僕の視界一杯に広がるのは真っ青な海!空!白くてきれいな砂浜!
ザーザーという波の心地よい音が僕の耳元で踊る。
……ちょっと引きこもりには太陽の光がキツイ……。
「いやぁ、テンション高いわねぇ」
「まぁね!」
僕の隣に立つお母さんに返事する。
「久しぶりの外出なんだから気分の一つや二つ簡単に上がるよ」
今、僕達は海に遊ぶに来ていた。
ちなみに貸切である。
他に女性がいたら男性の方は楽しめないだろうということで国が男が貸し切れる特別な海岸を確保しているのだ。
男のために特別な海岸を用意しておくとか規模が違いすぎて目が点になる。
もう男尊女卑ってレベルじゃねぇーぞ。オイ。
だけどツイフェミのような人たちは沸かない。
それがこの世界の女性たちの常識なのだ。
VtuberとかYouTuberになれば巨万の富を築けそう。
「あまりはしゃぎすぎないでね?体を痛めているのだから」
「……うん」
ハイテンションだった僕にお母さんは釘を刺す。
先日の覆面をかぶった女性たちのせいで僕は背中をぶつけて痛めたのだ。
別にこれくらいなんともないのだが、男の子に過保護とかいうレベルじゃないこの世界ではそれだけでも大問題。

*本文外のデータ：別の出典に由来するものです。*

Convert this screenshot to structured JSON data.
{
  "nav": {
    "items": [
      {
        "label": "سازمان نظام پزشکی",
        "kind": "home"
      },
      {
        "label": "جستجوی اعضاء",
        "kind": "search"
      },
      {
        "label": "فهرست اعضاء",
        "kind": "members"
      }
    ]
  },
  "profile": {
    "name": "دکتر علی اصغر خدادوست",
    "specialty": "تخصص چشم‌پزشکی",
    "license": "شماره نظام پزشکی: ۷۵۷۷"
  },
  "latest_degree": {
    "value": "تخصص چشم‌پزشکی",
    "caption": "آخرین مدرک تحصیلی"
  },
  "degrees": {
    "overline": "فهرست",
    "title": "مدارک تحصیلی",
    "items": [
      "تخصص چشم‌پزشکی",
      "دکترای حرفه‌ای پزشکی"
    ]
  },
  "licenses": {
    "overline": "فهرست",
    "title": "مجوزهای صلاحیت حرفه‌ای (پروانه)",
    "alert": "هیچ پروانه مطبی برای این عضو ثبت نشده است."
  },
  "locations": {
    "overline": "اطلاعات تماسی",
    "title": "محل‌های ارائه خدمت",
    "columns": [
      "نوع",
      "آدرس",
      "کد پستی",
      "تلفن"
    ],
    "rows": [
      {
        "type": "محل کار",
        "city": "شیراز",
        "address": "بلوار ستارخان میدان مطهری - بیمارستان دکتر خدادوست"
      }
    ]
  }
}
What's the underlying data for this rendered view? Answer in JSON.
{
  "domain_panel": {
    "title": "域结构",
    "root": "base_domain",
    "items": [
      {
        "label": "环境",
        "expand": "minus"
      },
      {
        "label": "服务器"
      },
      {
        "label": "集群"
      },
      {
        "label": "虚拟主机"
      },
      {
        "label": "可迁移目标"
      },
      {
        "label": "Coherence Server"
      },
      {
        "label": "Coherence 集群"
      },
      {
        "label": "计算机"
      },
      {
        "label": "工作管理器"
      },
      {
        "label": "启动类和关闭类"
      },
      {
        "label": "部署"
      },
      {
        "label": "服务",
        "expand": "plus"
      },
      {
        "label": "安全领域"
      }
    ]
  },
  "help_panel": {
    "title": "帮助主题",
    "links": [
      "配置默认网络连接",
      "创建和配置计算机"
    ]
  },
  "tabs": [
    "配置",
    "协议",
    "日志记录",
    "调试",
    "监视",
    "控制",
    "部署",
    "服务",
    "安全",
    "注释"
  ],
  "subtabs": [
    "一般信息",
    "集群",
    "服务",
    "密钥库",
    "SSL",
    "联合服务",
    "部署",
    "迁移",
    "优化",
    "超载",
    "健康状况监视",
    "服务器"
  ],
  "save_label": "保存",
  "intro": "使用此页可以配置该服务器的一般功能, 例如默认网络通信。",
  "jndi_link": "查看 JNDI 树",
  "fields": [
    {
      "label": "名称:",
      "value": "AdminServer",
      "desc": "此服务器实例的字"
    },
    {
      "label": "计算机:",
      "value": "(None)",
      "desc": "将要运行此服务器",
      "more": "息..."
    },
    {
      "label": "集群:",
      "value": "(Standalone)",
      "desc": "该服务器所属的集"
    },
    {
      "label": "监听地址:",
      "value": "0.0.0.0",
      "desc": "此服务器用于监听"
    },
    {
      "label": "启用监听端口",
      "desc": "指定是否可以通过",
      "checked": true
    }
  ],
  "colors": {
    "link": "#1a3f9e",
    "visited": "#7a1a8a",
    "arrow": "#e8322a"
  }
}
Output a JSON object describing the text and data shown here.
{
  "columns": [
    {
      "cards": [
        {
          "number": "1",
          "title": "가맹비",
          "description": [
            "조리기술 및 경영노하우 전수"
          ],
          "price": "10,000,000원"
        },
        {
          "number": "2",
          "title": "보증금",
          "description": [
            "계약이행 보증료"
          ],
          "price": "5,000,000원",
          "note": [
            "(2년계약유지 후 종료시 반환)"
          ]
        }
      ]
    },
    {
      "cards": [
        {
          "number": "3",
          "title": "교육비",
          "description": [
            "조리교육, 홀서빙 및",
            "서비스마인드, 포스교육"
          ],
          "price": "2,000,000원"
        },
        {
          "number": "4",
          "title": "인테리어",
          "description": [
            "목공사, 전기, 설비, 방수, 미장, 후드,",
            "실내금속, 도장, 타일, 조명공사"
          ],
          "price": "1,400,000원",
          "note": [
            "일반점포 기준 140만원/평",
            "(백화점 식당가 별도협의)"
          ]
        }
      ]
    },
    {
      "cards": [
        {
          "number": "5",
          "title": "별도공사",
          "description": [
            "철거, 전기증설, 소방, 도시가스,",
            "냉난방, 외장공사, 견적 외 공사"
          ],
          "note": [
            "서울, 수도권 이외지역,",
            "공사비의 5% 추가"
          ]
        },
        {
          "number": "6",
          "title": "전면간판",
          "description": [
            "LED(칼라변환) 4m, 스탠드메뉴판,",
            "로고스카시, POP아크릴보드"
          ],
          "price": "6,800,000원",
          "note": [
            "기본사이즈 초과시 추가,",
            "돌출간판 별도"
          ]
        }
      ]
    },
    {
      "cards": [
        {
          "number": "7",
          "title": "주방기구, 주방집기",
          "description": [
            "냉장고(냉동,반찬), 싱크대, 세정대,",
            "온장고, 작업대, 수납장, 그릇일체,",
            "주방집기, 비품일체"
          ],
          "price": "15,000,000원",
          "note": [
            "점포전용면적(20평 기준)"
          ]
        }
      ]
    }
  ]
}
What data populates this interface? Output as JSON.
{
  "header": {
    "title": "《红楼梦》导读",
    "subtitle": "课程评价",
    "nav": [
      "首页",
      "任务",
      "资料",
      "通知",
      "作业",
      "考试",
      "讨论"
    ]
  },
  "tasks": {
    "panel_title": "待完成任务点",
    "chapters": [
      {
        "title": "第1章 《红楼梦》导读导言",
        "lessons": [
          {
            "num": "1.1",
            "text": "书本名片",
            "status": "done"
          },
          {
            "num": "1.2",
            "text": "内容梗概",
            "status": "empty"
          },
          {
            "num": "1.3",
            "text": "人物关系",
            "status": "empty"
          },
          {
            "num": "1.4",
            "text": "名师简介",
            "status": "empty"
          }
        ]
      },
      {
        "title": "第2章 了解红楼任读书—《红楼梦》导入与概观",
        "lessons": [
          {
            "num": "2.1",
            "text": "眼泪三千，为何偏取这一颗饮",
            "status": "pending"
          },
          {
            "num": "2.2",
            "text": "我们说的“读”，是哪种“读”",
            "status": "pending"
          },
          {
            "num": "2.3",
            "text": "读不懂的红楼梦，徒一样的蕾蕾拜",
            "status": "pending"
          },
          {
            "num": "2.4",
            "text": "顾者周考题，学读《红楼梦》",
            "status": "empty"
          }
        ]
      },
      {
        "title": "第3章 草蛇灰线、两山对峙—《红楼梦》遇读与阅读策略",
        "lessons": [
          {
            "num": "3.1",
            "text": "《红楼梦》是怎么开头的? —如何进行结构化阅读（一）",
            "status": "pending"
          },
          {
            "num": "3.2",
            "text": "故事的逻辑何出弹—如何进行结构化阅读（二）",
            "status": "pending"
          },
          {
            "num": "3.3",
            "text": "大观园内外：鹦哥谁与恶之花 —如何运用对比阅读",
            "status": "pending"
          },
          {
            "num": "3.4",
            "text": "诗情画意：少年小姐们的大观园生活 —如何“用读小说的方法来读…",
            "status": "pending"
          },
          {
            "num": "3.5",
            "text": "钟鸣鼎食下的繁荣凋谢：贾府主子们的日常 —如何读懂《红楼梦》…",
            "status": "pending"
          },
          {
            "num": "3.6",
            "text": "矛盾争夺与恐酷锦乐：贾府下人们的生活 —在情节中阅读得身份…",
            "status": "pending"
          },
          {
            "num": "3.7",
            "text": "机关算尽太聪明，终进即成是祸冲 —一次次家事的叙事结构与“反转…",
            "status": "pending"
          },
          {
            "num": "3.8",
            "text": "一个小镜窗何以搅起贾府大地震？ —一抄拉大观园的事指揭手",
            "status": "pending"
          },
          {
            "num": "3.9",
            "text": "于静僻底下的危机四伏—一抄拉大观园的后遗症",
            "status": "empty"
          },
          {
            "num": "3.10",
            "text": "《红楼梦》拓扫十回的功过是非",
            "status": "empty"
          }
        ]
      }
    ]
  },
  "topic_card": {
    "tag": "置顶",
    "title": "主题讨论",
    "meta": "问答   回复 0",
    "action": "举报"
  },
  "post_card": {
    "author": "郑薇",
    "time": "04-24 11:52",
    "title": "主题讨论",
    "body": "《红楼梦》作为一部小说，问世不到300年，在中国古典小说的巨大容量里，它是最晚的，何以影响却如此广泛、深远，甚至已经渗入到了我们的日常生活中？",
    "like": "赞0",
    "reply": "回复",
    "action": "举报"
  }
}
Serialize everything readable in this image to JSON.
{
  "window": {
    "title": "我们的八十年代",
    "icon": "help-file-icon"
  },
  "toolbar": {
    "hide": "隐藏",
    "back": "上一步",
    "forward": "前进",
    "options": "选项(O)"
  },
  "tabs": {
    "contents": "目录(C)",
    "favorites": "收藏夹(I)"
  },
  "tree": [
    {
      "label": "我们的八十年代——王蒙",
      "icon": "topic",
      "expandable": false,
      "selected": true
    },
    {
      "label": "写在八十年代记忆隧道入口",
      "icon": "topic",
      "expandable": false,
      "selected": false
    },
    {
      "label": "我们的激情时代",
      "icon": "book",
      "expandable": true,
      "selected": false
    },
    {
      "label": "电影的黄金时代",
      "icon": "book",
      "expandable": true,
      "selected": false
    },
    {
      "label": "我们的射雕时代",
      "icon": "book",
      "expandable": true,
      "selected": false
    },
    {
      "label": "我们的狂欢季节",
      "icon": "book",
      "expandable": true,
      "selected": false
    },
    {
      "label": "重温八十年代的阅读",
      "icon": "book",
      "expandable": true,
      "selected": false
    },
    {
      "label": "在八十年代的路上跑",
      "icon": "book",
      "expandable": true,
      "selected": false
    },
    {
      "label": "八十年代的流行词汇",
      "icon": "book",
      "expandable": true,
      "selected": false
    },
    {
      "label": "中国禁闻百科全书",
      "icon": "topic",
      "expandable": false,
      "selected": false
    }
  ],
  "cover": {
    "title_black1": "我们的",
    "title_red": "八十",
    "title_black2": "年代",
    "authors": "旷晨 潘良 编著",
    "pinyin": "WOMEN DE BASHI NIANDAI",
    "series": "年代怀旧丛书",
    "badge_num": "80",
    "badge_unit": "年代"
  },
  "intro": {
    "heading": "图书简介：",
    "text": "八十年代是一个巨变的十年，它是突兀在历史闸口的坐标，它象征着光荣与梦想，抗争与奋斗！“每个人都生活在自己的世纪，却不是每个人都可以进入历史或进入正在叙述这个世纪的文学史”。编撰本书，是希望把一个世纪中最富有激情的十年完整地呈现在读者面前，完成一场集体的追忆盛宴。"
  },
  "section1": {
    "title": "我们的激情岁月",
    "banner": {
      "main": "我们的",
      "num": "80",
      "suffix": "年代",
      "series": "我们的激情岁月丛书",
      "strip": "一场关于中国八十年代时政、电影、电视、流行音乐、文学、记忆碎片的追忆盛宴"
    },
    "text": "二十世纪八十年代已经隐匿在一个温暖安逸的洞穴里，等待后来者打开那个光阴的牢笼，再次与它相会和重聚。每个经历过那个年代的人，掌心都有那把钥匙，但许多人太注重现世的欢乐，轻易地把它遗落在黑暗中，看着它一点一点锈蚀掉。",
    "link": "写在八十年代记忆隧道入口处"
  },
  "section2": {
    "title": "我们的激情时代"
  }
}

病院に連れて行こうとしてくるので、病院の女性は怖いという理論でゴリ推していたら、宅配員のお姉さんが海や山で休養をとってはどうかと提案してきたのでそれに賛成したのだ。
久しぶりに海に来たかったのだ!そろそろゲームでも水着イベがあるし。
運営……ちゃんと僕のメインキャラの水着実装してくれるのよね?
「どうぞ。賢人さん」
宅配員のお姉さんが僕を呼び、パラソルが置かれたビーチチェアを示す。
「では、ここでゆっくりしていて」
「ん」
「では私たちは水着に着替えてきてしまいますね」
「……?ちょっと待って!?僕も水着に着替えさせて!?」
「え?賢人さんも水着に?」
「だめよ!賢人ちゃん!賢人ちゃんはゆっくり休んでいないとだから」
「二人があそんでいるところを眺めるだけってどんな拷問!?せめて水着にぐらい着替えさせてよ!」
「……わかったわ。その代わりちゃんと安静にするのよ?」
「おけ。わかった。ちゃんと安静にしておく」
「それならいいわ」
「ありがと!」
僕は手に持ったかばんを持って男用の更衣室に向かった。
えっと。まずは盗聴器と監視カメラがないかどうかの確認だね!
僕はそれ用の機材を取り出し、作業を始めた。